TALEP EDİLMEYEN YARDIMLARI GÖNDERMEYİN
İNSANİ yardım lojistiği ve afet yönetimi uzmanı Prof. Dr. Burcu Balçık, insani yardım lojistiğinde bu durumun yaygın görüldüğünü belirterek, “Biliyoruz ki talep edilmeyen yardımların kaderi genellikle bu olur; ‘Bir yerlere atılmak’, ‘Bırakılmak.’ Bu arada talep etmek derken, sahada görevli kişilerin hangi noktada neye ihtiyaç var, neler eksik belirleyip, listeler oluşturup, ‘İhtiyaçlar bunlar’ demesini kastediyorum.

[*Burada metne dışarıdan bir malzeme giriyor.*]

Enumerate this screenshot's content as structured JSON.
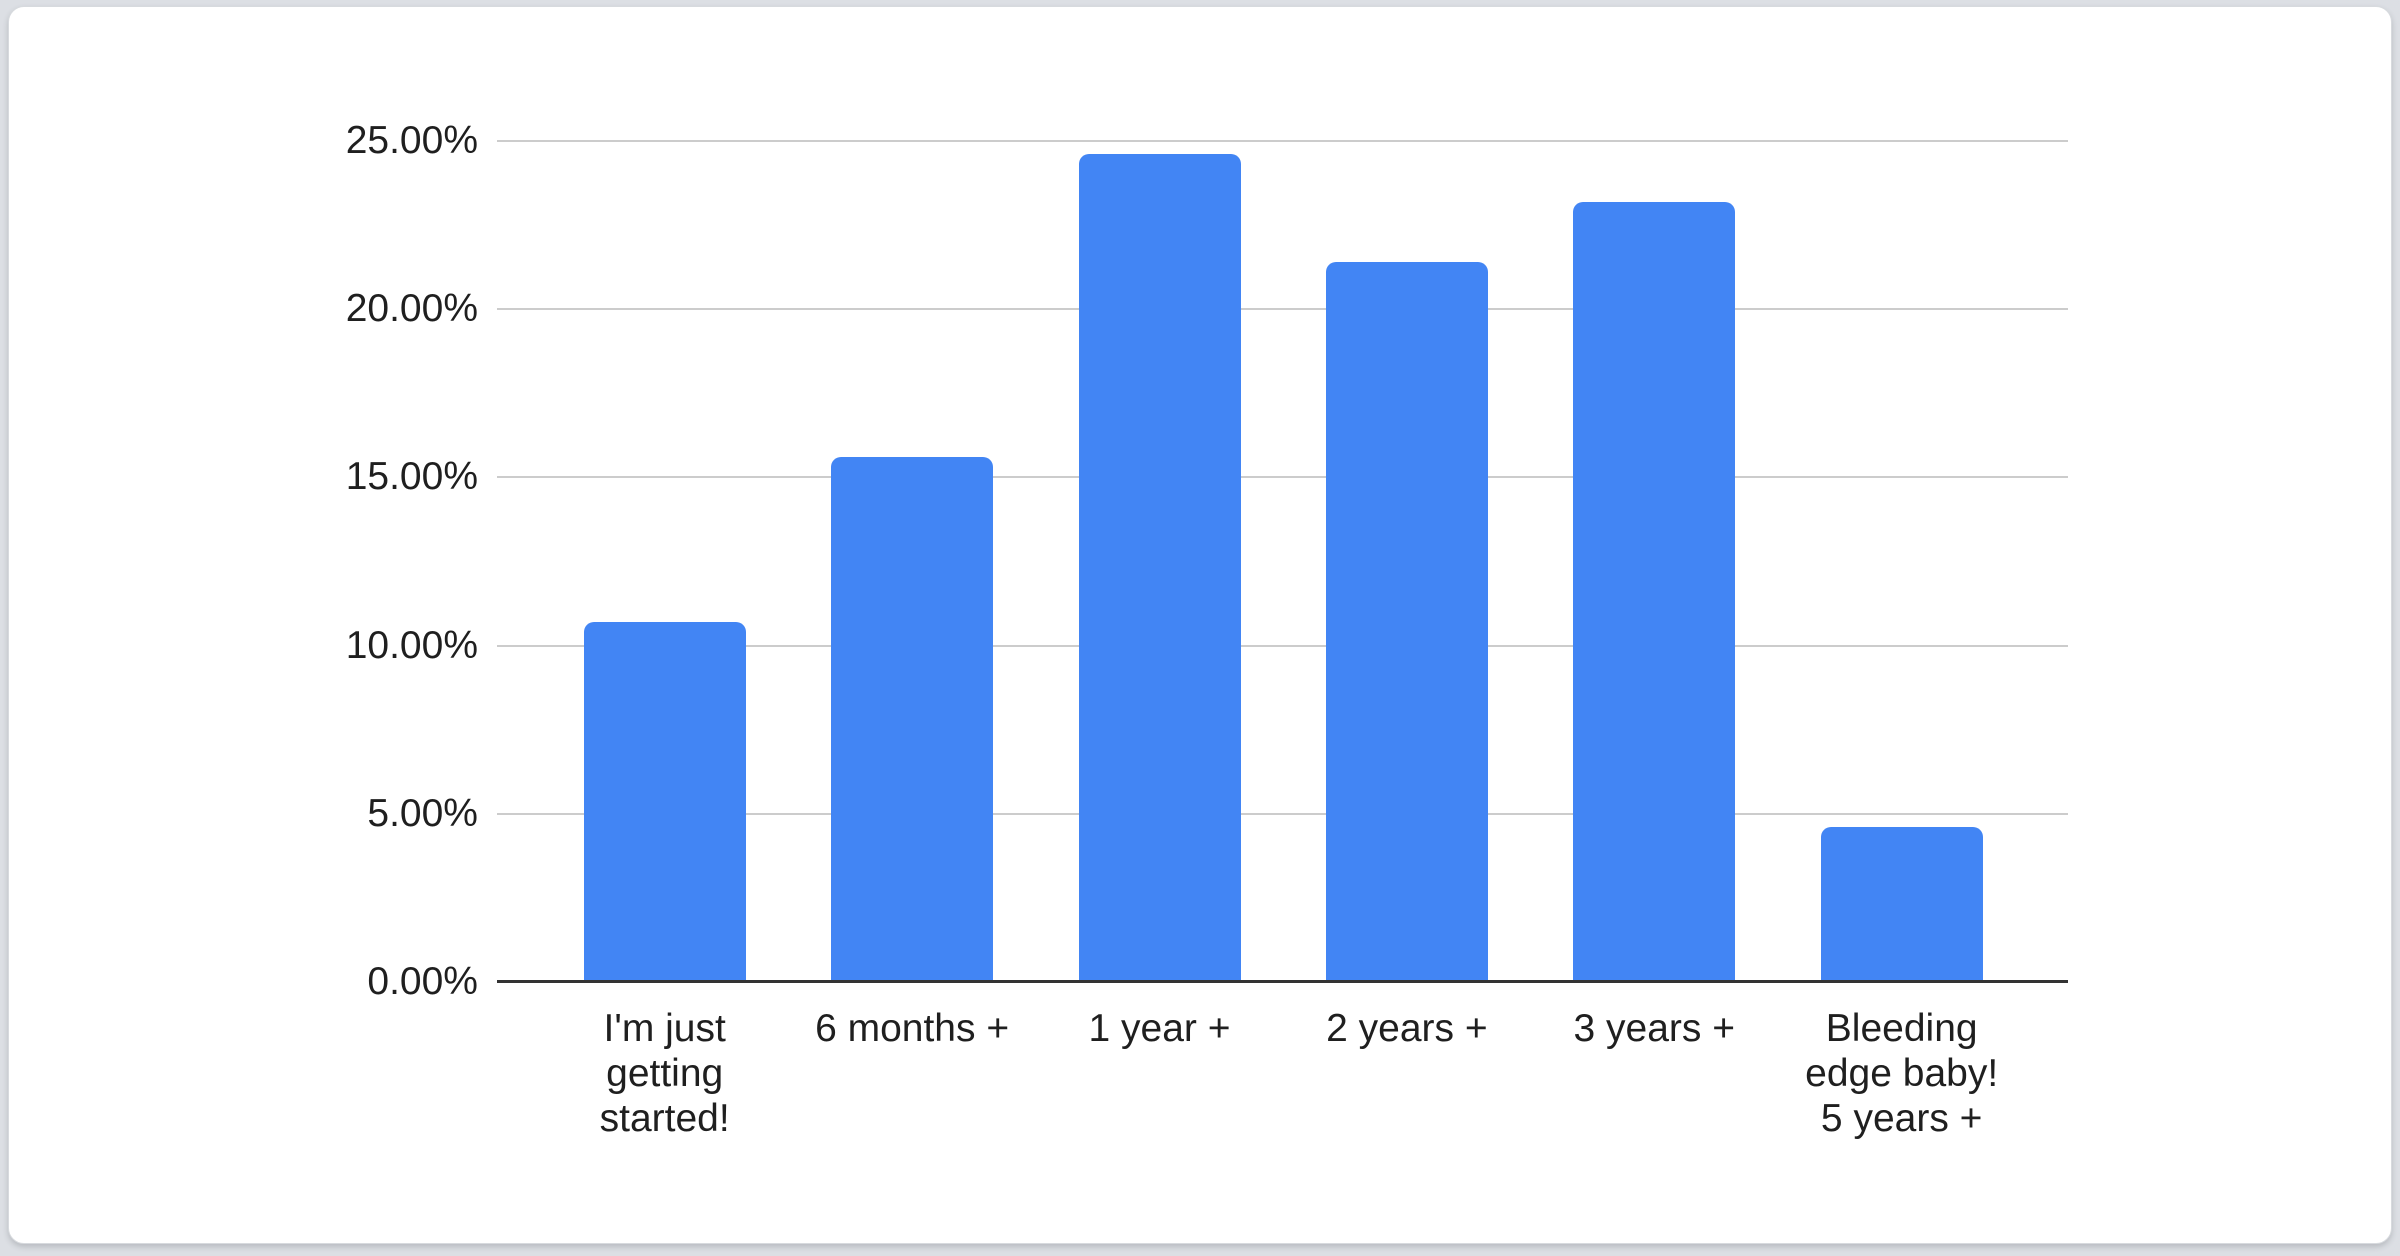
{
  "chart_data": {
    "type": "bar",
    "title": "",
    "xlabel": "",
    "ylabel": "",
    "categories": [
      "I'm just getting started!",
      "6 months +",
      "1 year +",
      "2 years +",
      "3 years +",
      "Bleeding edge baby! 5 years +"
    ],
    "values": [
      10.7,
      15.6,
      24.6,
      21.4,
      23.2,
      4.6
    ],
    "unit": "%",
    "ylim": [
      0,
      25
    ],
    "y_tick_interval": 5,
    "y_tick_labels": [
      "25.00%",
      "20.00%",
      "15.00%",
      "10.00%",
      "5.00%",
      "0.00%"
    ],
    "grid": "horizontal",
    "legend_position": "none",
    "colors": {
      "bar": "#4285f4",
      "gridline": "#cccccc",
      "axis_line": "#333333",
      "label_text": "#1f1f1f",
      "card_background": "#ffffff",
      "page_background": "#dcdfe4"
    }
  }
}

Ayrıca bu ihtiyaçları noktalarına ulaştırabilecek depolama, tasnifleme, etiketleme, taşıma gibi değişik seviyelerde organize olmuş bir ağınız da olmalı. Böyle bir ağ yoksa o karmaşada bu işleri kim yapacak, onu bilmeniz mümkün değildir. Yani en ‘muhteşem’ koliyi de yapsanız, yerine ulaşmadıktan sonra, o yardımlar kişilerin kendi vicdanını rahatlatmasından öteye geçemez” diyor.
DÜZENLİ LİSTELER OLMALI
Peki yeniden organize olunabilir mi ve nasıl? Prof. Dr. Balçık diyor ki: “Öncelikle oradaki STK’lar ve yardım kurumlarının hangileri olduğu, hangi bölgelerde çalıştıkları, neye ne kadar ihtiyaç olduğu ve dağıtım ağlarının ne olduğuna dair sağlıklı bir bilgi akışı ve düzenli listeler yok. Belki de vardır ama ben görmemişimdir ancak gözlemlediğim bu. Tüm bilgiler ya çok dağınık ya da kısıtlı. Eğer elimizde böyle bir sistem olursa yardımların çeşitliliği ve lojistiğini düzenlemek daha kolay olur. Zira yaralarımızı sarmak en az 2-3 yılımızı alacak. İnsanca yaşamak için her gün düzenli bir akışa ihtiyaç var. Dolayısıyla uzun süre ihtiyaçları karşılayacak bir ağın hemen kurulması gerekiyor. Bunun dışında ise:
1- Güvendiğiniz kurum / STK’lara ayni yardım yerine nakdi yardım yapılmalı. İhtiyaç listeleri çok hızlı güncelleniyor. Mesela bugün çadır lazımsa bu yarına battaniye ya da hijyen malzemesi olarak değişebiliyor. Bir de nakdi yardım; yerel üretici ve bölge esnafını desteklemek, toplu alışverişi onlardan yapmak açısından da kıymetli. Ki böylelikle büyükşehirlerden gönderilecek yardımların lojistik maliyetleri de düşürülebilir ve artan para da başka yardımlar için kullanılabilir.
2- Mümkünse tek seferlik büyük bağışlar yerine, düzenli bağışlar yapılmalıdır. Çünkü dediğim gibi yolumuz uzun. Sadece günü kurtarmak yetmez. Enerji ve imkânlarımızı yaymak gerekir.
3- Nakdi yardım gibi bir durumunuz yok ama yine de yardımcı olmak mı istiyorsunuz? Tek başınıza bir şeyler yapmak yerine güvendiğiniz kurumlara başvurun. Koordinasyon içinde hareket edin.
4- Ve son olarak, şu an bir yas olduğu için tam tersi düşünülse de afetzedelerin de süreçlere dahil edilmesi psikolojik açıdan çok kıymetli. Tüm gün çaresizce oturmak var, bir de hayatı yeniden kurmak, bir şeyin parçası olmak için çabalamak var. İnsani yardımın prensibi ilk zamanlar ‘yardım’, sonra da yeniden hayata dönmelerini sağlayacak şekilde destek ve dayanışmadır.”